Wind-driven turbines utilizing the doubly-fed induction generators aligned with the progressed IEC 61400 series standards have engrossed specific consideration as of their benefits, such as adjustable speed, consistent frequency mode of operation, self-governing competencies for voltage and frequency control, active and reactive power controls, and maximum power point tracking approach at the place of shared connection. Such resource combinations into the existing smart grid system cause open-ended problems regarding the security and reliability of power system dynamics, which needs attention. There is a prospect of advancing the art of wind turbine-operated doubly-fed induction generator control systems. This section assesses the smart grid-integrated power system dynamics, characteristics, and causes of instabilities. These instabilities are unclear in the wind and nonlinear load predictions, leading to a provisional load-rejection response. Here, machine learning computations and transfer functions measure physical inertia and control system design’s association with power, voltage, and frequency response. The finding of the review in the paper indicates that artificial intelligence-based machine and deep learning predictive diagnosis fields have gained prominence because of their low cost, less infrastructure, reduced diagnostic time, and high level of accuracy. The machine and deep learning methodologies studied in this paper can be utilized and extended to the smart grid-integrated power context to create a framework for developing practical and accurate diagnostic tools to enhance the power system’s accuracy and stability, software requirements, and deployment strategies.
This research explores a distinctive control methodology based on using an artificial neural predictive control network to augment the electrical power quality of the injection from a wind-driven turbine energy system, engaging a Doubly Fed Induction Generator (DFIG) into the grid. Because of this, the article focuses primarily on the grid-integrated wind turbine generation’s dependability and capacity to withstand disruptions brought on by three-phase circuit grid failures without disconnecting from the grid. The loading of the grid-integrated power inverter causes torque and power ripples in the DFIG, which feeds poor power quality into the power system. Additionally, the DC bus connection of the DFIG’s back-to-back converters transmits these ripples, which causes heat loss and distortion of the DFIG’s phase current. The authors developed a torque and power content ripple suppression mechanism based on an NNPC to improve the performance of a wind-driven turbine system under uncertainty. Through the DC bus linkage, it prevented ripples from being transmitted. The collected results are evaluated and compared to the existing control system to show the advancement made by the suggested control approach. The efficacy of the recommended control methodology for the under-investigation DFIG system is demonstrated through modelling and simulation using the MATLAB Simulink tool.

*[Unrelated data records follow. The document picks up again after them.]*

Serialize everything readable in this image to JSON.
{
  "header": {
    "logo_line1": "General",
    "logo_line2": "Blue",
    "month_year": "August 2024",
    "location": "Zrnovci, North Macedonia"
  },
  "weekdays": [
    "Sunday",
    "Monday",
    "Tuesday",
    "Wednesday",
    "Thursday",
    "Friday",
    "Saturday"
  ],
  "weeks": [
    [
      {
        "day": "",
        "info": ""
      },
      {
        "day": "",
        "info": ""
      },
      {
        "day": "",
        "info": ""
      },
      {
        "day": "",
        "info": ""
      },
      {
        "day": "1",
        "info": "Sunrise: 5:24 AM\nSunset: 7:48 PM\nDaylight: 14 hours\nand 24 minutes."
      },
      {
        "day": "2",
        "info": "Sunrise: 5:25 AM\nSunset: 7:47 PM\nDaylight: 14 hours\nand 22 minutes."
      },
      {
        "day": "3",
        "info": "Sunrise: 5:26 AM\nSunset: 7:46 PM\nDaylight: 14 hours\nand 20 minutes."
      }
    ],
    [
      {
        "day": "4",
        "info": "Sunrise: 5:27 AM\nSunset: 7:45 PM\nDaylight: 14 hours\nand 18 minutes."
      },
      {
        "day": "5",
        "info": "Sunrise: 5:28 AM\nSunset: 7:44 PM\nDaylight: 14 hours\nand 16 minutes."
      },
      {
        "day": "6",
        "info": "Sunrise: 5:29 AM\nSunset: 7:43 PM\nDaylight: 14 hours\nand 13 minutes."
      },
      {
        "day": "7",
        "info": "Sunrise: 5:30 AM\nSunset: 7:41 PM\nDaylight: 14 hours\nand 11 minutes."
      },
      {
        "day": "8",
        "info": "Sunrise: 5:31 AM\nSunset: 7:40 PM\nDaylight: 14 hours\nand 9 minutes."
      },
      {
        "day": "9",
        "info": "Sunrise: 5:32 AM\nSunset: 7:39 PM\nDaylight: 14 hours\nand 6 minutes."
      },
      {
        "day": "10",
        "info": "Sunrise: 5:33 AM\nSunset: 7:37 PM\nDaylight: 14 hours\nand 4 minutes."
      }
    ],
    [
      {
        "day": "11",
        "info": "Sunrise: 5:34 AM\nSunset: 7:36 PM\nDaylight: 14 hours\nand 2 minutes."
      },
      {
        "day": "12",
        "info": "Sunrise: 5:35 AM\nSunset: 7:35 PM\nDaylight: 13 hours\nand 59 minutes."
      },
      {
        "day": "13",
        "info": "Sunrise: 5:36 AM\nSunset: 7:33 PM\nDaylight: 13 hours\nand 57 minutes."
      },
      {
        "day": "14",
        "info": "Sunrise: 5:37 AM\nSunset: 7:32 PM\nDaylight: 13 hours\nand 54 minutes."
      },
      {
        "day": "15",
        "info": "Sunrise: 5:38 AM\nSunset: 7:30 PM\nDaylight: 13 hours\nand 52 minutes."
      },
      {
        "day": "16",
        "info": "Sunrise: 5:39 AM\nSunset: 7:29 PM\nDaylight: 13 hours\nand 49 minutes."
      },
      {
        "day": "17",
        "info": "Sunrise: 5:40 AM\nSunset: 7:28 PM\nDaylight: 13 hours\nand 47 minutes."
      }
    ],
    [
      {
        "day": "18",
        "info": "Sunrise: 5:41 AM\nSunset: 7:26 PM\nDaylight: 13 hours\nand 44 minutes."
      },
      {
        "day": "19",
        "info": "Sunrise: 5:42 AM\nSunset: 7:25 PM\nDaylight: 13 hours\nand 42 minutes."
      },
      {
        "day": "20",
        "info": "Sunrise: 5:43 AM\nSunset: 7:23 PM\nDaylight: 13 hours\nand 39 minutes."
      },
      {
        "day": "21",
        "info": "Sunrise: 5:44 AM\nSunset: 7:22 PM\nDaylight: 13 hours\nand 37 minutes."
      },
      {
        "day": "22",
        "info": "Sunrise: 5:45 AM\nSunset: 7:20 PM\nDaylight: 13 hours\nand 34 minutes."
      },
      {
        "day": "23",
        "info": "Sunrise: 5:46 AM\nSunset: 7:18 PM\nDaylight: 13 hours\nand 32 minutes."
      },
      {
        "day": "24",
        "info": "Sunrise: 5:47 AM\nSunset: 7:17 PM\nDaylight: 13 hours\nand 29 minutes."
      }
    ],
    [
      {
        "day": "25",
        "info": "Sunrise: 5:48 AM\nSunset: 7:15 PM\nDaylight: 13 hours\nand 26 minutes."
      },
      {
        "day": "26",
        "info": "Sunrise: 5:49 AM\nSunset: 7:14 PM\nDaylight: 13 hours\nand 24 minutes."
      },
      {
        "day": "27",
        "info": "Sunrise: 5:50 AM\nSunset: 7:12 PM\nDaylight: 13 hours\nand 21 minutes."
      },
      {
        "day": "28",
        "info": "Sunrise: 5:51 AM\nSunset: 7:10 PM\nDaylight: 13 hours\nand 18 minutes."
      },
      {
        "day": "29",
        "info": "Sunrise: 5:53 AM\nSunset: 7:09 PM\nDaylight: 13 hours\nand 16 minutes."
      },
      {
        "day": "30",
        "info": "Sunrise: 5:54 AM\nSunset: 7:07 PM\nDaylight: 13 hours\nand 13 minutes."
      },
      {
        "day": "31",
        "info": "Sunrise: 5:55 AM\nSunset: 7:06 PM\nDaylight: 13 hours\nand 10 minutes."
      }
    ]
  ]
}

The most effective control technique employed in this study’s simulations to check the accuracy of the suggested control methodology was the NNPC.
The reliability assessment of smart grid-integrated distributed power-generating coordination is an operational measure to ensure appropriate system operational set-ups in the appearance of numerous issues, such as equipment catastrophes and variations of generation capacity and the connected load. The incorporation of seasonable time-varying renewable energy sources such as doubly fed generator-based wind turbines into the existing power grid system makes the reliability assessment procedure challenging to a significant extent. Due to the enormous number of associated states involved in a power-generating system, it is unusual to compute all possible failure conditions to determine the system’s reliability indicators. Therefore, nearly all of the artificial intelligence methodology-based search algorithms, along with their intrinsic conjunction mechanisms, encourage establishing the most significant states of the system within a reasonable time frame. This review’s finding indicates that machine learning and deep learning-based predictive analysis fields have achieved fame because of their low budget, simple setup, shorter problem-solving time, and high level of precision. The systems analyzed in this review paper can be applied and extended to the incorporated power grid framework for improving functional and accurate analytical tools to enrich the power system’s reliability and accuracy, overcome software constraints, and improve implementation strategies. An adapted IEEE Reliability Test System (IEEE-RTS) will be applied to authenticate the relevance and rationality of the proposed approach.
Recently, scientists and academics are discovering progressive improvements in the arena of wind power technology economically and reliably, allowing them to produce electricity focusing on renewable energy resources. Wind turbines (WT) using the Doubly Fed Induction Generators (DFIGs) have attracted particular attention because of their advantages such as variable speed constant frequency (VSCF) operation, independent control capabilities for maximum power point tracking (MPPT), active and reactive power controls, and voltage control strategy at the point of common coupling (PCC). When such resources have to be integrated into the existing power system, the operation becomes more challenging, particularly in terms of stability, security, and reliability. A DFIG system with its control strategies is simulated on MATLAB software. This entails the rapid control prototype testing of grid-connected, variable speed DFIG wind turbines to investigate the WT’s steady-state and dynamic behavior under normal and disturbed wind conditions. To augment the transient stability of DFIG, the simulation results for the active and reactive power of conventional controllers are compared with the adaptive tracking, self-tuned feed-forward PI controller model for optimum performance. Conclusive outcomes manifest the superior robustness of the feed-forward PI controller in terms of rising time, settling time, and overshoot value.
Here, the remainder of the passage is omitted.